En deuxième lieu, aux termes de l’article 41 de la charte des droits fondamentaux de l’Union européenne : « 1. Toute personne a le droit de voir ses affaires traitées impartialement, équitablement et dans un délai raisonnable par les institutions, organes et organismes de l’Union. / 2. Ce droit comporte notamment : / a) le droit de toute personne d’être entendue avant qu’une mesure individuelle qui l’affecterait défavorablement ne soit prise à son encontre (…) ». Aux termes du paragraphe 1 de l’article 51 de la charte des droits fondamentaux de l’Union européenne : « Les dispositions de la présente Charte s’adressent aux institutions, organes et organismes de l’Union dans le respect du principe de subsidiarité, ainsi qu’aux Etats membres uniquement lorsqu’ils mettent en œuvre le droit de l’Union. (…) ».
Selon la jurisprudence de la Cour de justice de 1’Union européenne, une atteinte au droit d’être entendu n’est susceptible d’affecter la régularité de la procédure à l’issue de laquelle une décision faisant grief est prise que si la personne concernée a été privée de la possibilité de présenter des éléments pertinents qui auraient pu influer sur le contenu de la décision. Le requérant, qui se borne à soutenir que les conditions dans lesquelles il a été invité à présenter ses observations sont irrégulières et qu’ainsi son droit d’être entendu a été méconnu, ne précise pas en quoi il disposait d’informations pertinentes tenant à sa situation personnelle qu’il a été empêché de porter à la connaissance de l’administration avant que ne soit prise la décision fixant le pays de renvoi et qui, si elles avaient pu être communiquées à temps, auraient été de nature à faire obstacle à l’arrêté attaqué. Par suite, le moyen tiré de ce que la décision contestée méconnaîtrait les stipulations de l’article 41 de la charte susvisée et le principe général des droits de la défense, qui est au nombre des principes fondamentaux du droit de l’Union européenne, ne peut qu’être écarté.
En troisième et dernier lieu, M. B…, qui se borne à faire état de craintes en cas de retour dans son pays, et qui n’a pas présenté de demande d’asile, n’établit pas être exposé à des traitements inhumains ou dégradants au sens de l’article 3 de la convention européenne de sauvegarde des droits de l’homme et des libertés fondamentales encas de retour en Algérie.
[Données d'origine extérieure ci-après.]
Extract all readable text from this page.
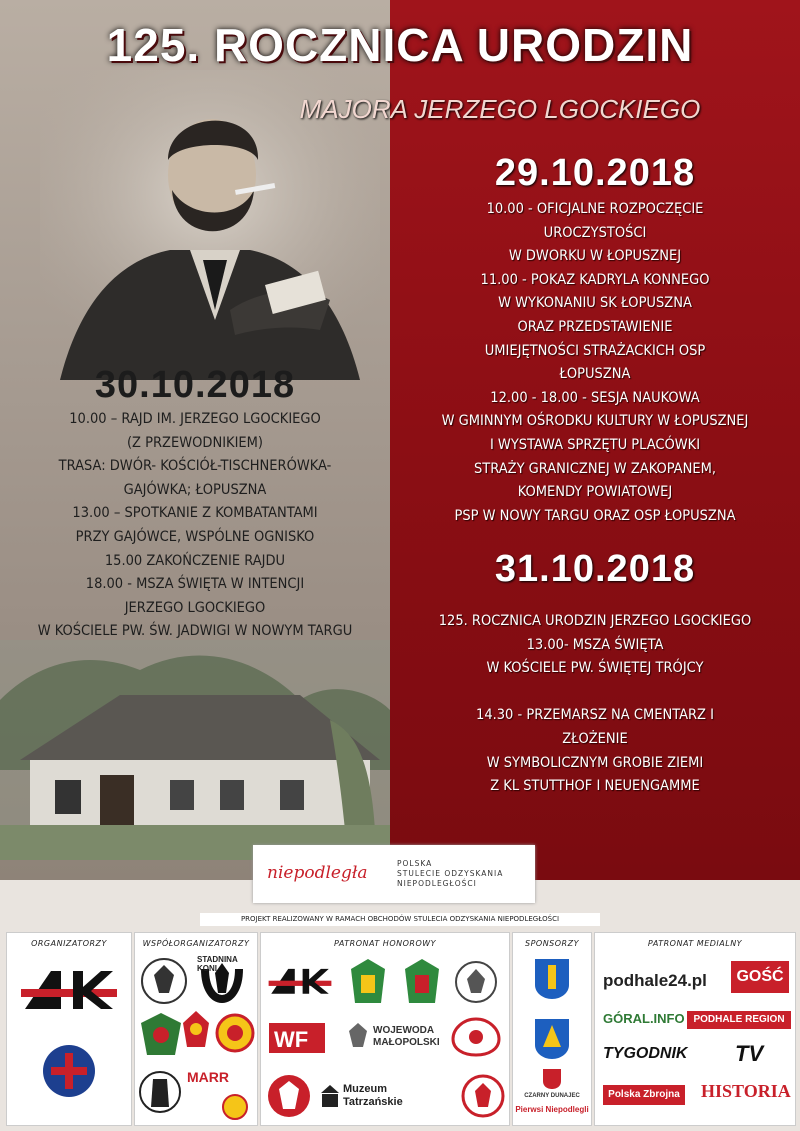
125. ROCZNICA URODZIN
MAJORA JERZEGO LGOCKIEGO
29.10.2018
10.00 - OFICJALNE ROZPOCZĘCIE
UROCZYSTOŚCI
W DWORKU W ŁOPUSZNEJ
11.00 - POKAZ KADRYLA KONNEGO
W WYKONANIU SK ŁOPUSZNA
ORAZ PRZEDSTAWIENIE
UMIEJĘTNOŚCI STRAŻACKICH OSP
ŁOPUSZNA
12.00 - 18.00 - SESJA NAUKOWA
W GMINNYM OŚRODKU KULTURY W ŁOPUSZNEJ
I WYSTAWA SPRZĘTU PLACÓWKI
STRAŻY GRANICZNEJ W ZAKOPANEM,
KOMENDY POWIATOWEJ
PSP W NOWY TARGU ORAZ OSP ŁOPUSZNA
30.10.2018
10.00 – RAJD IM. JERZEGO LGOCKIEGO
(Z PRZEWODNIKIEM)
TRASA: DWÓR- KOŚCIÓŁ-TISCHNERÓWKA-
GAJÓWKA; ŁOPUSZNA
13.00 – SPOTKANIE Z KOMBATANTAMI
PRZY GAJÓWCE, WSPÓLNE OGNISKO
15.00 ZAKOŃCZENIE RAJDU
18.00 - MSZA ŚWIĘTA W INTENCJI
JERZEGO LGOCKIEGO
W KOŚCIELE PW. ŚW. JADWIGI W NOWYM TARGU
31.10.2018
125. ROCZNICA URODZIN JERZEGO LGOCKIEGO
13.00- MSZA ŚWIĘTA
W KOŚCIELE PW. ŚWIĘTEJ TRÓJCY

14.30 - PRZEMARSZ NA CMENTARZ I
ZŁOŻENIE
W SYMBOLICZNYM GROBIE ZIEMI
Z KL STUTTHOF I NEUENGAMME
niepodległa	POLSKA
STULECIE ODZYSKANIA
NIEPODLEGŁOŚCI
PROJEKT REALIZOWANY W RAMACH OBCHODÓW STULECIA ODZYSKANIA NIEPODLEGŁOŚCI
ORGANIZATORZY	WSPÓŁORGANIZATORZY
STADNINA KONI
MARR
PATRONAT HONOROWY
WF	WOJEWODA
MAŁOPOLSKI
Muzeum
Tatrzańskie
SPONSORZY
CZARNY DUNAJEC
Pierwsi Niepodlegli
PATRONAT MEDIALNY
podhale24.pl	GOŚĆ
GÓRAL.INFO PODHALE REGION
TYGODNIK TV
Polska Zbrojna HISTORIA
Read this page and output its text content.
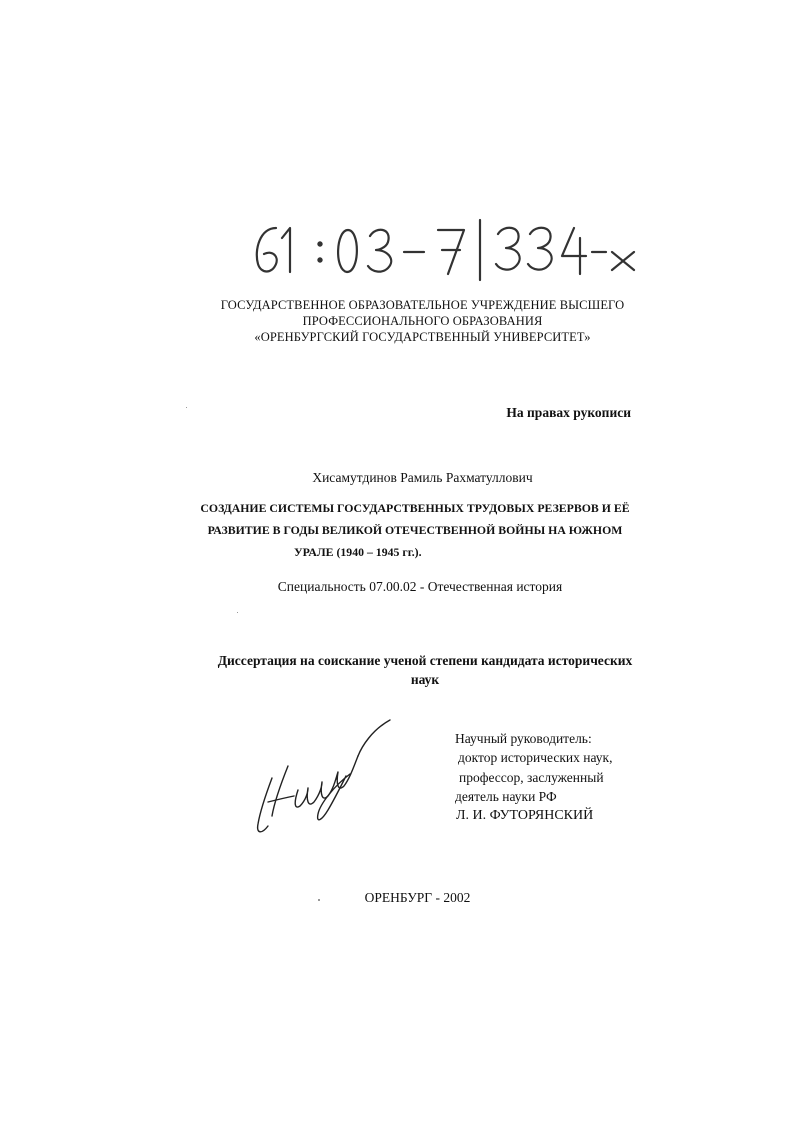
ГОСУДАРСТВЕННОЕ ОБРАЗОВАТЕЛЬНОЕ УЧРЕЖДЕНИЕ ВЫСШЕГО
ПРОФЕССИОНАЛЬНОГО ОБРАЗОВАНИЯ
«ОРЕНБУРГСКИЙ ГОСУДАРСТВЕННЫЙ УНИВЕРСИТЕТ»
На правах рукописи
Хисамутдинов Рамиль Рахматуллович
СОЗДАНИЕ СИСТЕМЫ ГОСУДАРСТВЕННЫХ ТРУДОВЫХ РЕЗЕРВОВ И ЕЁ
РАЗВИТИЕ В ГОДЫ ВЕЛИКОЙ ОТЕЧЕСТВЕННОЙ ВОЙНЫ НА ЮЖНОМ
УРАЛЕ (1940 – 1945 гг.).
Специальность 07.00.02 - Отечественная история
Диссертация на соискание ученой степени кандидата исторических
наук
Научный руководитель:
доктор исторических наук,
профессор, заслуженный
деятель науки РФ
Л. И. ФУТОРЯНСКИЙ
ОРЕНБУРГ - 2002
Le moyen tiré de la méconnaissance de ces stipulations et de l’article L. 721-4 du code de l’entrée et du séjour des étrangers et du droit d’asile ne peut qu’être écarté.
Il résulte de tout ce qui précède que la requête de M. B… ne peut qu’être rejetée.
D E C I D E:
Article 1er : La requête de M. B… est rejetée.
Article 2 : Le présent jugement sera notifié à M. A… B… et à la préfète de l’Essonne.
Rendu public par mise à disposition au greffe le 13 octobre 2025.
La magistrate désignée,
signé
Ch. Descours-GatinLe greffier,
signé
T. Rion
La République mande et ordonne à la préfète de l’Essonne en ce qui la concerne ou à tous commissaires de justice à ce requis en ce qui concerne les voies de droit commun, contre les parties privées, de pourvoir à l’exécution de la présente décision.